Marriott International is dealing with the fallout after revealing a massive data breach affecting hundreds of millions of customers who stayed at Starwood-branded properties between 2014 and September 10, 2018.
The scope of the hack is one of the largest in the industry. Many are asking how it could have gone undetected for so long.
The world’s largest hospitality company put into place several initiatives for customers whose personal information, including name, date of birth, and address, has been stolen. A dedicated website (info.starwoodhotels.com) and call center have been established to field questions about the incident.
Marriott announced Tuesday it will pay for new passports, with as many as 327 million traveler’s passport numbers exposed in the breach.
“As it relates to passports and potential fraud, we are setting up a process to work with our guests who believe that they have experienced fraud as a result of their passports being involved in this incident,” a Marriott spokesman told MarketWatch. “If, through that process, we determine that fraud has taken place, then the company will reimburse guests for the costs associated with getting a new passport.”
The expenditures for Marriott will continue, as it will likely have to “invest very heavily in improved detection and response-based technologies, such as deception-based solutions, endpoint detection and response, software-defined segmentation, and behavior analytics,” predicts Nick Wyatt, head of tourism at GlobalData, a leading data and analytics company, to prevent such an event from happening again.
Marriott’s woes continue
The trouble for Marriott doesn’t end there. Some of the activity appeared to happen after Europe put into place General Data Protection Regulation (GDPR,) in May 2018, which boosted fines for violations of some types of data security.
In addition, a class-action lawsuit has been filed against Marriott. Murphy, Falcon & Murphy, with their co-counsel Morgan & Morgan, allege that the hotel chain "failed to ensure the integrity of its servers and to properly safeguard consumers' highly sensitive and confidential information." The suit does not disclose how much they are seeking in damages.
Bernstein Liebhard, LLP filed a securities class action lawsuit on Monday, and seeks to recover Marriott shareholders' investment losses.
On Friday, the New York attorney general’s office said it would open an investigation into the breach.

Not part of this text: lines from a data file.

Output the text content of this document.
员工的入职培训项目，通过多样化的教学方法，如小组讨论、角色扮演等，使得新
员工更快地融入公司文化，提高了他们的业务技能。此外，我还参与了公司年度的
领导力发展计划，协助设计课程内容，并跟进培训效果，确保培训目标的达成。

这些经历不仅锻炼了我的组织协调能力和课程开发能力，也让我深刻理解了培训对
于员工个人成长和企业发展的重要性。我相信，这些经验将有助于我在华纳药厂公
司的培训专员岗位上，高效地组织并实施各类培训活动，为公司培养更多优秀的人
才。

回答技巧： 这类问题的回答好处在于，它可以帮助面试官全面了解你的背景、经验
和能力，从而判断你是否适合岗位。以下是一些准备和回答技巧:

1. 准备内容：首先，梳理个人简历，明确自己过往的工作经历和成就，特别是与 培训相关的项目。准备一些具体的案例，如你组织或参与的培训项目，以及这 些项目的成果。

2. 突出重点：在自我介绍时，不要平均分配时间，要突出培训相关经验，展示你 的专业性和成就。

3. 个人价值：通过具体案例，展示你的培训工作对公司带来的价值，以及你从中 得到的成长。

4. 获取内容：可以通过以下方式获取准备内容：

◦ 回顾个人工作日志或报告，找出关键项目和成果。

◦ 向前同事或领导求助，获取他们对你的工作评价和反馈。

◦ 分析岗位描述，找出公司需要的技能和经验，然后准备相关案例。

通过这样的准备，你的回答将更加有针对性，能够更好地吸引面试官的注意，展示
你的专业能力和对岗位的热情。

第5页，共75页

The latest incident has lawmakers calling for stricter laws for companies that do not adequately protect their customers’ personal data. “We must set clear customer data protection standards for all companies — whether they’re hotel chains, online retailers, or big tech — and severe penalties for those who fall short,” Sen. Richard Blumenthal, a Democrat from Connecticut, tweeted. Sen. Mark Warner of Virginia and Sen. Ed Markey of Massachusetts said Congress needs to set hard limits on how much customer data U.S. companies are allowed to store.

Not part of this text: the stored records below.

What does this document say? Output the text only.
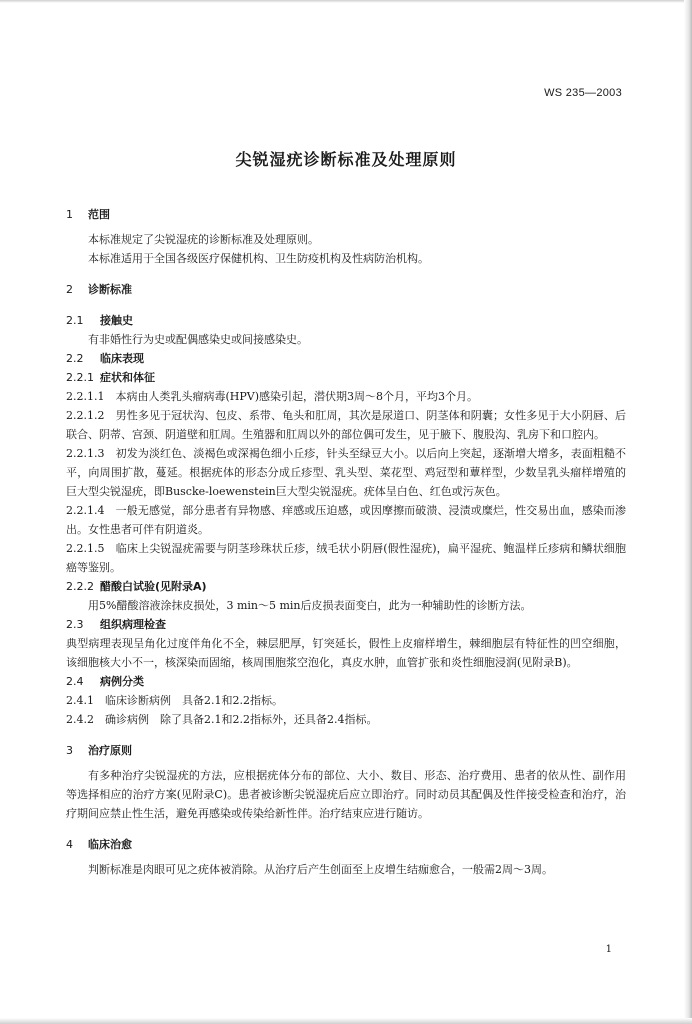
WS 235—2003
尖锐湿疣诊断标准及处理原则
1 范围
本标准规定了尖锐湿疣的诊断标准及处理原则。
本标准适用于全国各级医疗保健机构、卫生防疫机构及性病防治机构。
2 诊断标准
2.1 接触史
有非婚性行为史或配偶感染史或间接感染史。
2.2 临床表现
2.2.1 症状和体征
2.2.1.1　本病由人类乳头瘤病毒(HPV)感染引起，潜伏期3周～8个月，平均3个月。
2.2.1.2　男性多见于冠状沟、包皮、系带、龟头和肛周，其次是尿道口、阴茎体和阴囊；女性多见于大小阴唇、后联合、阴蒂、宫颈、阴道壁和肛周。生殖器和肛周以外的部位偶可发生，见于腋下、腹股沟、乳房下和口腔内。
2.2.1.3　初发为淡红色、淡褐色或深褐色细小丘疹，针头至绿豆大小。以后向上突起，逐渐增大增多，表面粗糙不平，向周围扩散，蔓延。根据疣体的形态分成丘疹型、乳头型、菜花型、鸡冠型和蕈样型，少数呈乳头瘤样增殖的巨大型尖锐湿疣，即Buscke-loewenstein巨大型尖锐湿疣。疣体呈白色、红色或污灰色。
2.2.1.4　一般无感觉，部分患者有异物感、痒感或压迫感，或因摩擦而破溃、浸渍或糜烂，性交易出血，感染而渗出。女性患者可伴有阴道炎。
2.2.1.5　临床上尖锐湿疣需要与阴茎珍珠状丘疹，绒毛状小阴唇(假性湿疣)，扁平湿疣、鲍温样丘疹病和鳞状细胞癌等鉴别。
2.2.2 醋酸白试验(见附录A)
用5%醋酸溶液涂抹皮损处，3 min～5 min后皮损表面变白，此为一种辅助性的诊断方法。
2.3 组织病理检查
典型病理表现呈角化过度伴角化不全，棘层肥厚，钉突延长，假性上皮瘤样增生，棘细胞层有特征性的凹空细胞，该细胞核大小不一，核深染而固缩，核周围胞浆空泡化，真皮水肿，血管扩张和炎性细胞浸润(见附录B)。
2.4 病例分类
2.4.1　临床诊断病例　具备2.1和2.2指标。
2.4.2　确诊病例　除了具备2.1和2.2指标外，还具备2.4指标。
3 治疗原则
有多种治疗尖锐湿疣的方法，应根据疣体分布的部位、大小、数目、形态、治疗费用、患者的依从性、副作用等选择相应的治疗方案(见附录C)。患者被诊断尖锐湿疣后应立即治疗。同时动员其配偶及性伴接受检查和治疗，治疗期间应禁止性生活，避免再感染或传染给新性伴。治疗结束应进行随访。
4 临床治愈
判断标准是肉眼可见之疣体被消除。从治疗后产生创面至上皮增生结痂愈合，一般需2周～3周。
1
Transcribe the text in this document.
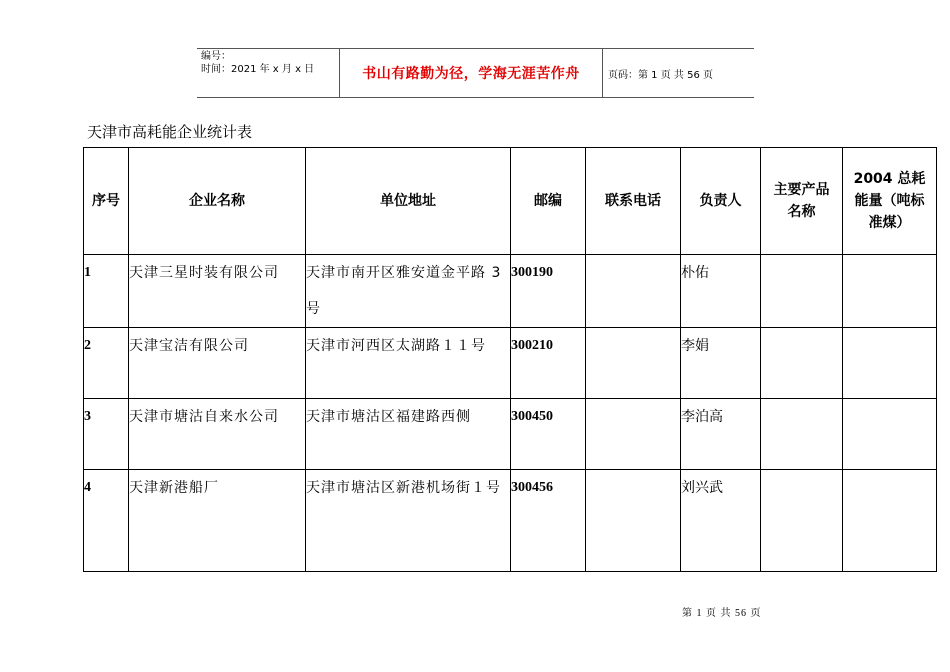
编号：
时间：2021 年 x 月 x 日	书山有路勤为径，学海无涯苦作舟	页码：第 1 页 共 56 页
天津市高耗能企业统计表
序号	企业名称	单位地址	邮编	联系电话	负责人	主要产品名称	2004 总耗能量（吨标准煤）
1	天津三星时装有限公司	天津市南开区雅安道金平路 3 号	300190		朴佑		
2	天津宝洁有限公司	天津市河西区太湖路１１号	300210		李娟		
3	天津市塘沽自来水公司	天津市塘沽区福建路西侧	300450		李泊高		
4	天津新港船厂	天津市塘沽区新港机场街１号	300456		刘兴武		
第 1 页 共 56 页
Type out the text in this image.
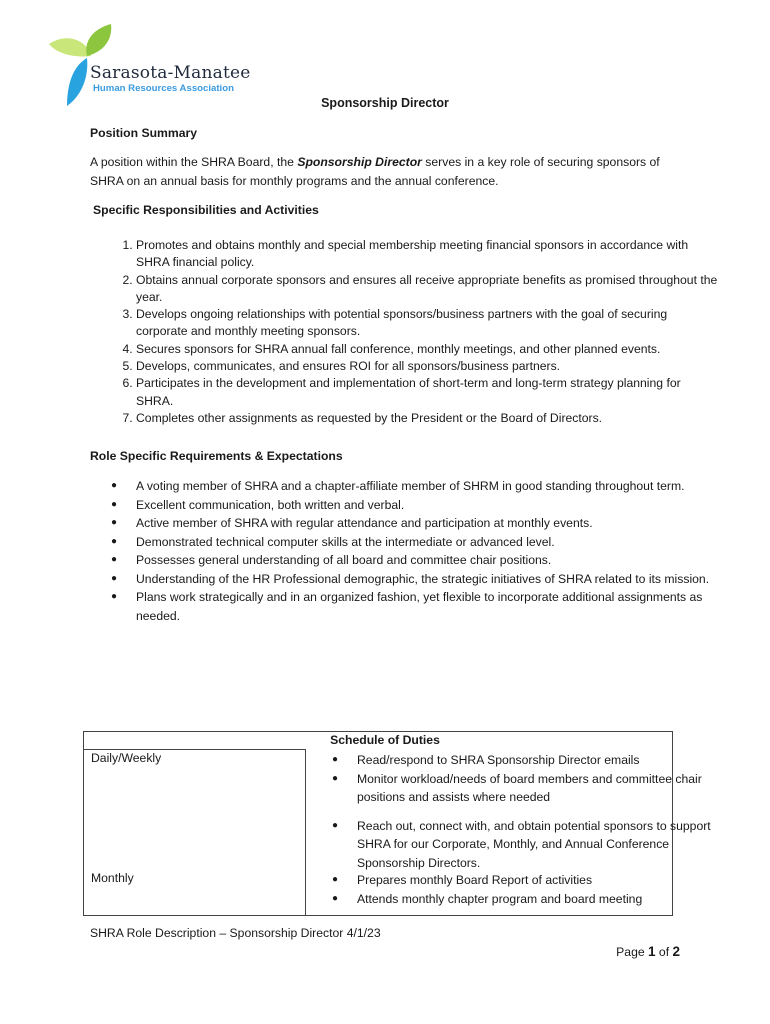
Sarasota-Manatee
Human Resources Association
Sponsorship Director
Position Summary
A position within the SHRA Board, the Sponsorship Director serves in a key role of securing sponsors of SHRA on an annual basis for monthly programs and the annual conference.
Specific Responsibilities and Activities
1. Promotes and obtains monthly and special membership meeting financial sponsors in accordance with SHRA financial policy.
2. Obtains annual corporate sponsors and ensures all receive appropriate benefits as promised throughout the year.
3. Develops ongoing relationships with potential sponsors/business partners with the goal of securing corporate and monthly meeting sponsors.
4. Secures sponsors for SHRA annual fall conference, monthly meetings, and other planned events.
5. Develops, communicates, and ensures ROI for all sponsors/business partners.
6. Participates in the development and implementation of short-term and long-term strategy planning for SHRA.
7. Completes other assignments as requested by the President or the Board of Directors.
Role Specific Requirements & Expectations
● A voting member of SHRA and a chapter-affiliate member of SHRM in good standing throughout term.
● Excellent communication, both written and verbal.
● Active member of SHRA with regular attendance and participation at monthly events.
● Demonstrated technical computer skills at the intermediate or advanced level.
● Possesses general understanding of all board and committee chair positions.
● Understanding of the HR Professional demographic, the strategic initiatives of SHRA related to its mission.
● Plans work strategically and in an organized fashion, yet flexible to incorporate additional assignments as needed.
Schedule of Duties
Daily/Weekly	● Read/respond to SHRA Sponsorship Director emails
● Monitor workload/needs of board members and committee chair positions and assists where needed
● Reach out, connect with, and obtain potential sponsors to support SHRA for our Corporate, Monthly, and Annual Conference Sponsorship Directors.
Monthly	● Prepares monthly Board Report of activities
● Attends monthly chapter program and board meeting
SHRA Role Description – Sponsorship Director 4/1/23
Page 1 of 2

What to do if you suspect fraud
If you or your clients suspect they might be a victim of a data breach and fraud, here are some steps you can recommend:
1. Check your accounts for fraudulent activity. It seems obvious, but must people don’t thoroughly check their credit card bill.
2. Enroll in identity theft monitoring software to ensure your personal data is not being used. Marriott is offering guests a free year with WebWatcher, which alerts customers if their personal information is shared on internet sites.
3. To protect against someone opening new credit accounts in your name, issue a security freeze (also known as the credit freeze), to prevent new credit from being issued without your direct permission.
4. With passport numbers part of the personal information that was stolen by hackers, it may be a good idea to apply for a new one. With your passport number, name, and date of birth, anyone can apply for a new passport by reporting the existing one stolen and use it as a proof of identity to open a new bank account or access an existing one.
5. Keep in mind that once you report your passport as potentially compromised, it will immediately become invalid and cannot be used for international travel.
6. Regularly order free copies of your credit file from a service like annualcreditreport.com to make sure that no one is impacting your credit.